I took the free ferry over to Staten Island to visit the Island and the examples of 1930’s architecture that were outlined on the Art Deco Society’s Registry Map. This is a good opportunity to see the Statue of Liberty, and the ferries are very regular there and back – you don’t have to wait at all.
I spent a long time walking the coastline of Staten Island, which is very large in itself, and is off and across the tip of Manhattan. Along the coast the areas are very different, varying from very industrial, with derelict buildings and wasteland, to hilly shopping areas, to very large mansion type houses at the top of the hill on the island.
The first building I went to see was the Electric Cinema which was about a 25 minute walk from the ferry port in what now seems quite an industrial area. The cinema is now empty, unused and looks very much like it is falling apart internally and externally.
A highlight of the architecture on Staten Island was an apartment block which was situated in one of the hillier areas of Staten Island. Just out of nowhere you come across this majestic building with elaborate swirls, pattern and detailing. The architecture near to it is quite conservative and plain, wooden style housing, so it seems quite out of place, up a hill.
On the same day I took the ferry back to the Manhattan port, and transferred to the Ellis Island and Statue of Liberty ferry, which costs $18 for both which is pretty good value. Unfortunately, I didn’t have time to visit Liberty Island on that day too, as both islands close sharply at 5pm, but you get a pretty good view of Lady Liberty as the boat drops off on the way there to Ellis Island.
Ellis Island was the immigration point for oceanliners entering the US, where potential immigrants had their papers, health and history checked before they were allowed entry to New York. Between 1892 and 1954, over 12 million immigrants entered through this island.
The island still has the majority of the original buildings intact, thanks to a volunteer preservation and fundraising drive, which included a large hospital to treat immigrants with infectious diseases, many of which spread on the journey from their homeland.
The Ellis Island Immigration museum is located within the main immigration station where people were assessed. Much of the interior architecture such as fixings, tiling, windows and door frames are still intact with the narrative displays situated in the middle of each room. This gives you a feel on the institutional, somewhat cold entry to the new promised land.
The museum itself tells in great detail the experience of an immigrant entering Ellis Island, and the different stages of this process in a very informative and thorough way, with visuals, audio, original artefacts, text and films.
The museum successfully depicts the experience of the hopeful immigrants to the ‘Island of Hope and Tears’, as it was so known then. Everyone would arrive exhausted and often malnourished from a very long passage on an ocean liner leaving family and the familiar homeland.
Each and every person would be inspected in all aspects of their being from health to criminal history. Sometimes people would be detained on the island for months due to lingering illnesses or an extended trial to decide whether they should be allowed entry to the country.

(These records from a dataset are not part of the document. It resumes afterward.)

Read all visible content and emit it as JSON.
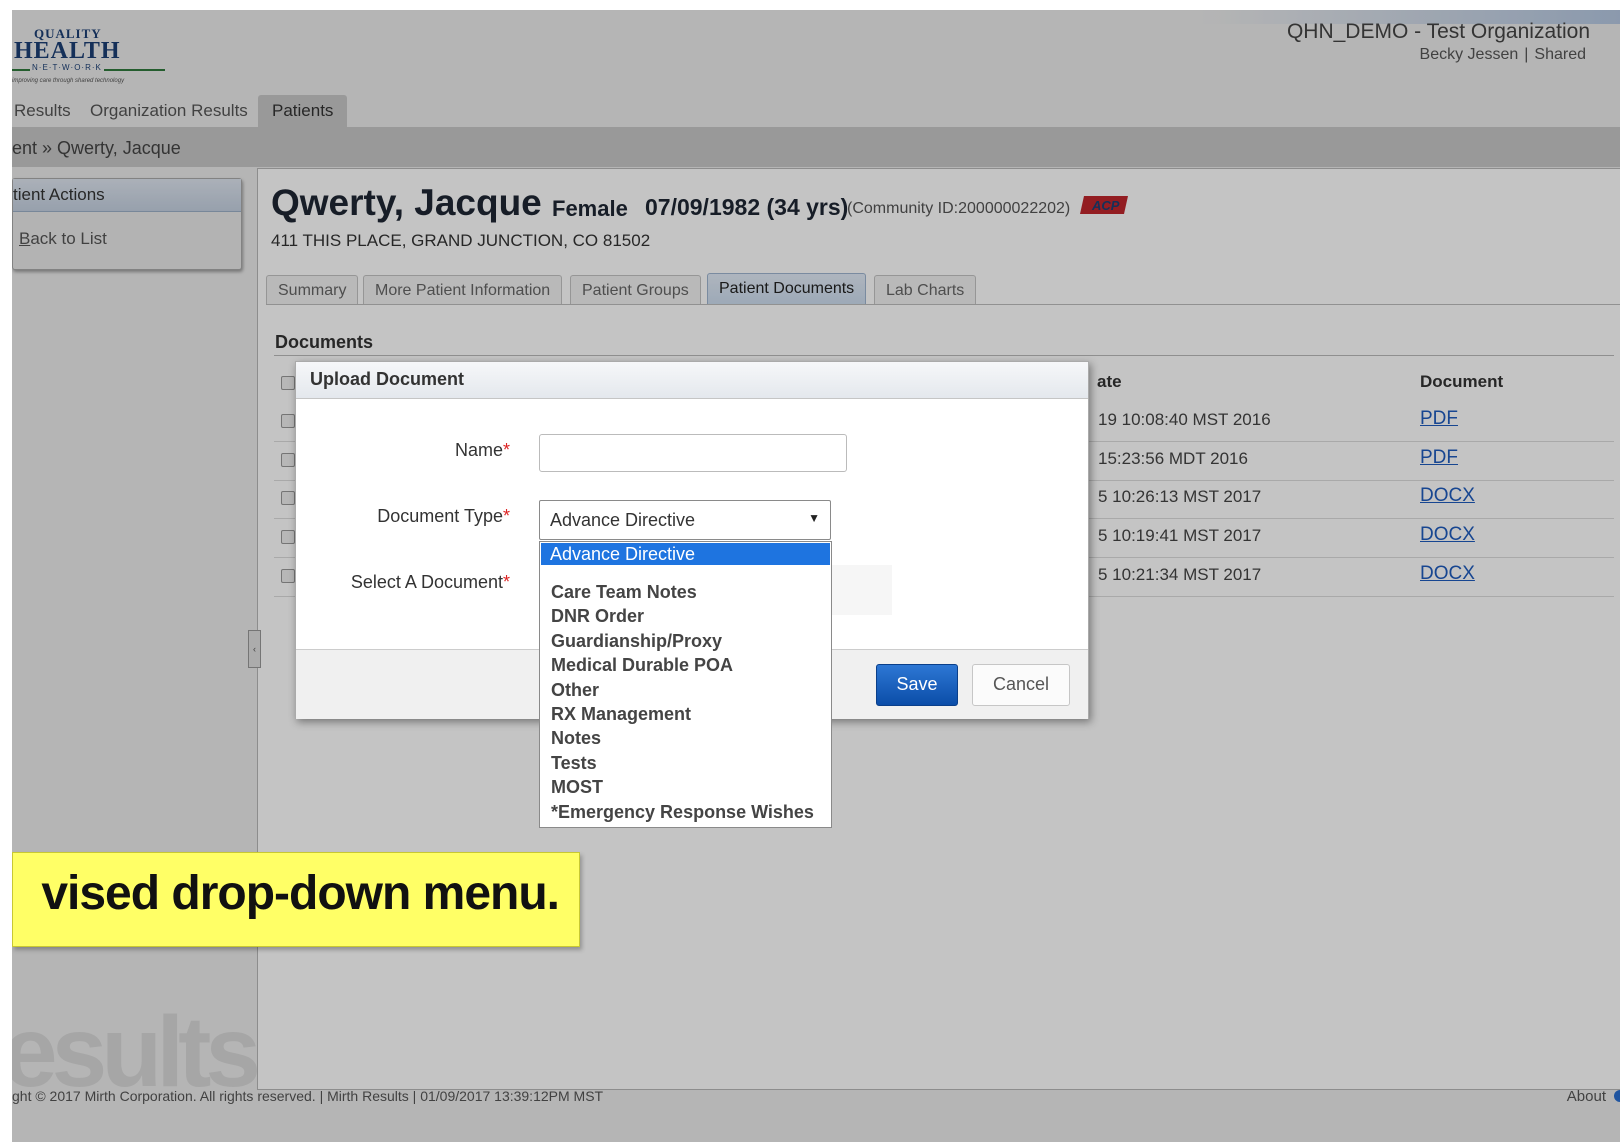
{
  "header": {
    "logo_line1": "QUALITY",
    "logo_line2": "HEALTH",
    "logo_line3": "N·E·T·W·O·R·K",
    "logo_tagline": "improving care through shared technology",
    "organization": "QHN_DEMO - Test Organization",
    "user": "Becky Jessen",
    "user_mode": "Shared",
    "separator": "|"
  },
  "main_tabs": [
    "Results",
    "Organization Results",
    "Patients"
  ],
  "active_main_tab": "Patients",
  "breadcrumb": "ent » Qwerty, Jacque",
  "sidebar": {
    "header": "tient Actions",
    "back_link_first": "B",
    "back_link_rest": "ack to List"
  },
  "patient": {
    "name": "Qwerty, Jacque",
    "gender": "Female",
    "dob": "07/09/1982 (34 yrs)",
    "community": "(Community ID:200000022202)",
    "flag": "ACP",
    "address": "411 THIS PLACE, GRAND JUNCTION, CO 81502"
  },
  "patient_tabs": [
    "Summary",
    "More Patient Information",
    "Patient Groups",
    "Patient Documents",
    "Lab Charts"
  ],
  "active_patient_tab": "Patient Documents",
  "documents": {
    "title": "Documents",
    "col_date": "ate",
    "col_document": "Document",
    "rows": [
      {
        "date": "19 10:08:40 MST 2016",
        "doc": "PDF"
      },
      {
        "date": " 15:23:56 MDT 2016",
        "doc": "PDF"
      },
      {
        "date": "5 10:26:13 MST 2017",
        "doc": "DOCX"
      },
      {
        "date": "5 10:19:41 MST 2017",
        "doc": "DOCX"
      },
      {
        "date": "5 10:21:34 MST 2017",
        "doc": "DOCX"
      }
    ]
  },
  "dialog": {
    "title": "Upload Document",
    "name_label": "Name",
    "name_value": "",
    "doc_type_label": "Document Type",
    "doc_type_value": "Advance Directive",
    "select_doc_label": "Select A Document",
    "required_mark": "*",
    "save": "Save",
    "cancel": "Cancel"
  },
  "dropdown": {
    "selected": "Advance Directive",
    "options": [
      "Care Team Notes",
      "DNR Order",
      "Guardianship/Proxy",
      "Medical Durable POA",
      "Other",
      "RX Management",
      "Notes",
      "Tests",
      "MOST",
      "*Emergency Response Wishes"
    ]
  },
  "caption": "vised drop-down menu.",
  "watermark": "esults",
  "footer": "ght © 2017 Mirth Corporation. All rights reserved. | Mirth Results | 01/09/2017 13:39:12PM MST",
  "about": "About",
  "colors": {
    "accent": "#1e74e0",
    "save_button": "#0b4da8",
    "link": "#1f5bbd",
    "caption_bg": "#ffff66",
    "flag": "#c0262d"
  }
}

Although those detained were lonely and living with uncertainty, the conditions were said to be good as they were fed well three times a day, and kept clothed and warm. When it was time to leave Ellis Island and enter New York, there were numerous organisations for different nationalities and religions, that helped people make their way in the brave new world, with clothing support, financial aid and advisory groups.
A small proportion of people very denied entry and had to return on the very long journey on ocean liners to their homeland. From the documentation on occupations, Ellis Island was the route for working and lower middle classes to the USA, upper middle classes it seems were not subjected to these checks and scrutiny.

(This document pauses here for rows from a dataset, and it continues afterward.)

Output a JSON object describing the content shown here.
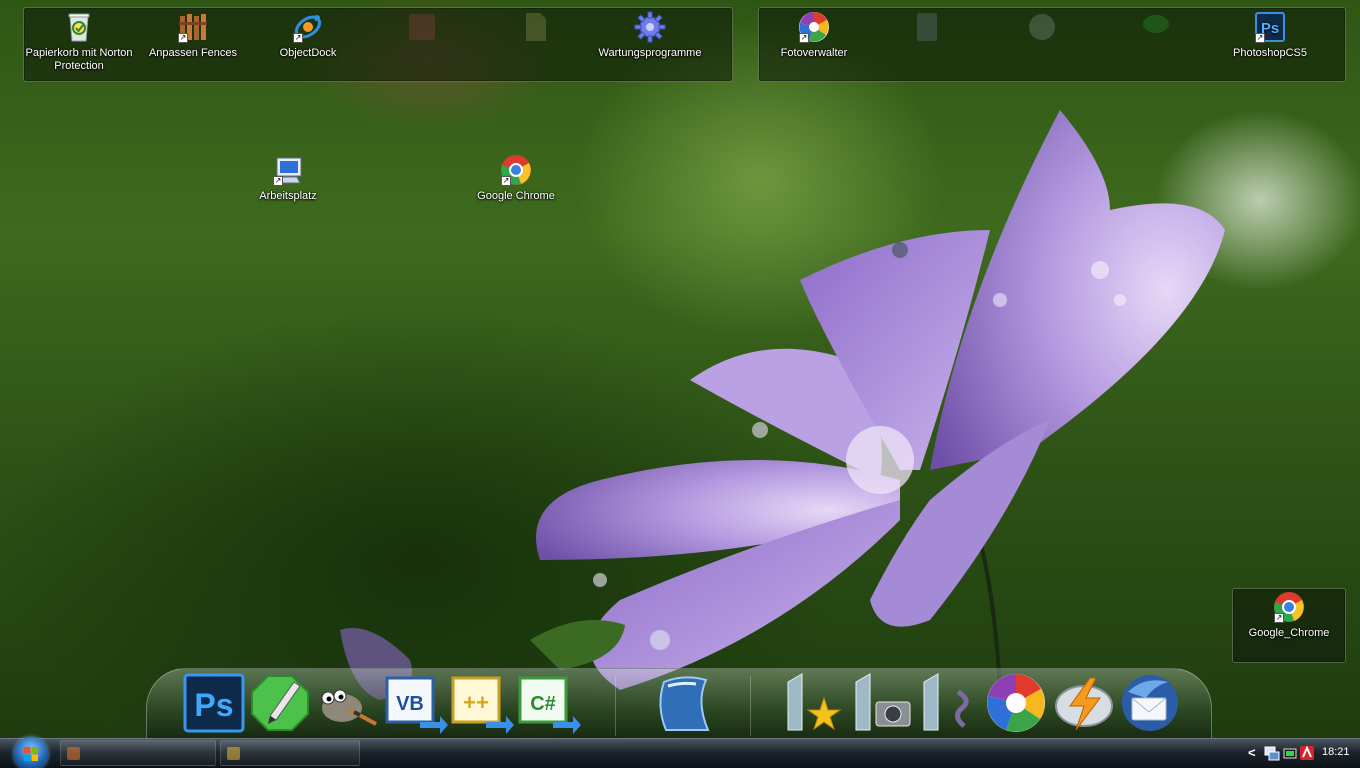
{
  "desktop": {
    "fence_left": [
      {
        "label": "Papierkorb mit Norton Protection",
        "icon": "norton-recycle-bin-icon",
        "shortcut": false,
        "faded": false
      },
      {
        "label": "Anpassen Fences",
        "icon": "fences-icon",
        "shortcut": true,
        "faded": false
      },
      {
        "label": "ObjectDock",
        "icon": "objectdock-icon",
        "shortcut": true,
        "faded": false
      },
      {
        "label": "",
        "icon": "faded-app-icon",
        "shortcut": false,
        "faded": true
      },
      {
        "label": "",
        "icon": "faded-file-icon",
        "shortcut": false,
        "faded": true
      },
      {
        "label": "Wartungsprogramme",
        "icon": "gear-icon",
        "shortcut": false,
        "faded": false
      }
    ],
    "fence_right": [
      {
        "label": "Fotoverwalter",
        "icon": "picasa-icon",
        "shortcut": true,
        "faded": false
      },
      {
        "label": "",
        "icon": "faded-app-icon",
        "shortcut": false,
        "faded": true
      },
      {
        "label": "",
        "icon": "faded-app-icon",
        "shortcut": false,
        "faded": true
      },
      {
        "label": "",
        "icon": "faded-app-icon",
        "shortcut": false,
        "faded": true
      },
      {
        "label": "PhotoshopCS5",
        "icon": "photoshop-icon",
        "shortcut": true,
        "faded": false
      }
    ],
    "free_icons": [
      {
        "label": "Arbeitsplatz",
        "icon": "computer-icon",
        "shortcut": true
      },
      {
        "label": "Google Chrome",
        "icon": "chrome-icon",
        "shortcut": true
      }
    ],
    "fence_single": {
      "label": "Google_Chrome",
      "icon": "chrome-icon",
      "shortcut": true
    }
  },
  "dock": {
    "items": [
      {
        "icon": "photoshop-icon",
        "text": "Ps"
      },
      {
        "icon": "inkscape-pen-icon",
        "text": ""
      },
      {
        "icon": "gimp-icon",
        "text": ""
      },
      {
        "icon": "visual-basic-icon",
        "text": "VB"
      },
      {
        "icon": "visual-cpp-icon",
        "text": "++"
      },
      {
        "icon": "visual-csharp-icon",
        "text": "C#"
      },
      {
        "icon": "openoffice-icon",
        "text": ""
      },
      {
        "icon": "library-favorites-icon",
        "text": ""
      },
      {
        "icon": "library-pictures-icon",
        "text": ""
      },
      {
        "icon": "library-music-icon",
        "text": ""
      },
      {
        "icon": "picasa-icon",
        "text": ""
      },
      {
        "icon": "winamp-icon",
        "text": ""
      },
      {
        "icon": "thunderbird-icon",
        "text": ""
      }
    ]
  },
  "taskbar": {
    "buttons": [
      {
        "label": "",
        "icon": "firefox-icon"
      },
      {
        "label": "",
        "icon": "folder-icon"
      }
    ],
    "tray": {
      "expand_symbol": "<",
      "icons": [
        "network-icon",
        "battery-icon",
        "antivirus-icon"
      ],
      "clock": "18:21"
    }
  },
  "colors": {
    "fence_bg": "#0c1808",
    "taskbar": "#1d252d",
    "petal": "#a98ad8"
  }
}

A very interesting exhibition was the promotional material that was used to advertise moving to the USA in the late 1800’s and early 1900’s, and how this change in circumstances would impact on your life. A large proportion of immigrants came from Ireland and mainland Europe, which were economically struggling at the time.

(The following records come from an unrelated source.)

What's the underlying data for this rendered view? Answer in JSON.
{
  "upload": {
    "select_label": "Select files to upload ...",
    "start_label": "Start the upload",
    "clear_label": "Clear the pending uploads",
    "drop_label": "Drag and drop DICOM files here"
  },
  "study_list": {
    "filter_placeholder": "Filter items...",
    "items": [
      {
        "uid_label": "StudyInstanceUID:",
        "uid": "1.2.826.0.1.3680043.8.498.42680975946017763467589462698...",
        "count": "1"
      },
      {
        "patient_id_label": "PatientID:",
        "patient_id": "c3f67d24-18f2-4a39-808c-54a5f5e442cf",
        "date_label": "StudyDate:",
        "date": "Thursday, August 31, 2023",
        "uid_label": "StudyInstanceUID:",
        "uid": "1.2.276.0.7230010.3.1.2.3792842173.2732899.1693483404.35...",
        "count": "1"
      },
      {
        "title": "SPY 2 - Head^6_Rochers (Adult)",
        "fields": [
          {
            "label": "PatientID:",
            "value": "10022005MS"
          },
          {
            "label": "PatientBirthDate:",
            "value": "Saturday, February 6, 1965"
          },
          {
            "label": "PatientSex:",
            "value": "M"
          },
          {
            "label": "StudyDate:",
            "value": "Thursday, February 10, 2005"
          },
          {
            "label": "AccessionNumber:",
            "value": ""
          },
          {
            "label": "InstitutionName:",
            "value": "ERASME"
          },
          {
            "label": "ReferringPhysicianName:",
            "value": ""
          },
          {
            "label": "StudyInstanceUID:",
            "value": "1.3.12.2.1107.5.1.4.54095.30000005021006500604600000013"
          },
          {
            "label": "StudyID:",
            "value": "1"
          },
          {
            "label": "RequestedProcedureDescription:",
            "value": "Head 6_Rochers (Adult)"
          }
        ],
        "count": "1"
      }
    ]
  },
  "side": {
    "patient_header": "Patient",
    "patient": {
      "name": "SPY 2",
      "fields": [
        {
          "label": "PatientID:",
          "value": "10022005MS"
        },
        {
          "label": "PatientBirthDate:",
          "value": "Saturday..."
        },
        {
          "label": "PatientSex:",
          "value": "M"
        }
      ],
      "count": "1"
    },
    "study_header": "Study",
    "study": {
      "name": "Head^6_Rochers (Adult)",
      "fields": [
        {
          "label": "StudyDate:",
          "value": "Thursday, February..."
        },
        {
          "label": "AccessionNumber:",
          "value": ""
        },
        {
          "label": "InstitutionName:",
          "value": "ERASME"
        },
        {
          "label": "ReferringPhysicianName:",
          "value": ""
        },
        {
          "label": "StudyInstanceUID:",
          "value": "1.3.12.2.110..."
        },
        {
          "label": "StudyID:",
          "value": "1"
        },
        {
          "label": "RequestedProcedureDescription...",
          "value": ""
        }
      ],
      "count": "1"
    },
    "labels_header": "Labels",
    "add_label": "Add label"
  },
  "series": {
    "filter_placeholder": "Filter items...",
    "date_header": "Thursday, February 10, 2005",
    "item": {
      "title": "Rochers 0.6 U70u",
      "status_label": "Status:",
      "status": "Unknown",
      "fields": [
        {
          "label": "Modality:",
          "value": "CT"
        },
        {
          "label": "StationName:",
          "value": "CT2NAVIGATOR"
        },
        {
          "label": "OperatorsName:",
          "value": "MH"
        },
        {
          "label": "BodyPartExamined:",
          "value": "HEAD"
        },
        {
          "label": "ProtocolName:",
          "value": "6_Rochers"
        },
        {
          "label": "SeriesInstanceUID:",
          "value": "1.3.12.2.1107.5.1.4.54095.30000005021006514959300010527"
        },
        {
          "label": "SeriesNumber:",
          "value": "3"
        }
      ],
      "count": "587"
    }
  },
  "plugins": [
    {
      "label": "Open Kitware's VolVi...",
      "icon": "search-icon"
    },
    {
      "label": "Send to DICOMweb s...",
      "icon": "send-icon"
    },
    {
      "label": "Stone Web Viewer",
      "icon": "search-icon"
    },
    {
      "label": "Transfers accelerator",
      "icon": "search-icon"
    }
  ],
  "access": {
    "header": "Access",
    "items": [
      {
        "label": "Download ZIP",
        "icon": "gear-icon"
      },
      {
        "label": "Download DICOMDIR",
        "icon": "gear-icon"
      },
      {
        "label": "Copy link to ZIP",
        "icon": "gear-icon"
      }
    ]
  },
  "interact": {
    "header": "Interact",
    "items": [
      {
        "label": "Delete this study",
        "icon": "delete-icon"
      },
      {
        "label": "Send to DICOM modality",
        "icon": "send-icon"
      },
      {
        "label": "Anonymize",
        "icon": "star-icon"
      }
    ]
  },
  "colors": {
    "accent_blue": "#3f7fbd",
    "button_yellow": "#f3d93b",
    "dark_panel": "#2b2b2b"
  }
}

I spent around 4 hours within the museum and the island, also looking at the 1930s Ferry Terminal, and there was still very much more to look at in relation to the experience of those immigrating to the USA. There are multiple rooms and archives within which you can trace routes, ocean liners, and genealogy. Unfortunately, the museum closes sharp at 5pm and you must embrak the last ship at 5.15pm back to downtown Manhattan. Defintely one to return and they also have great online resources.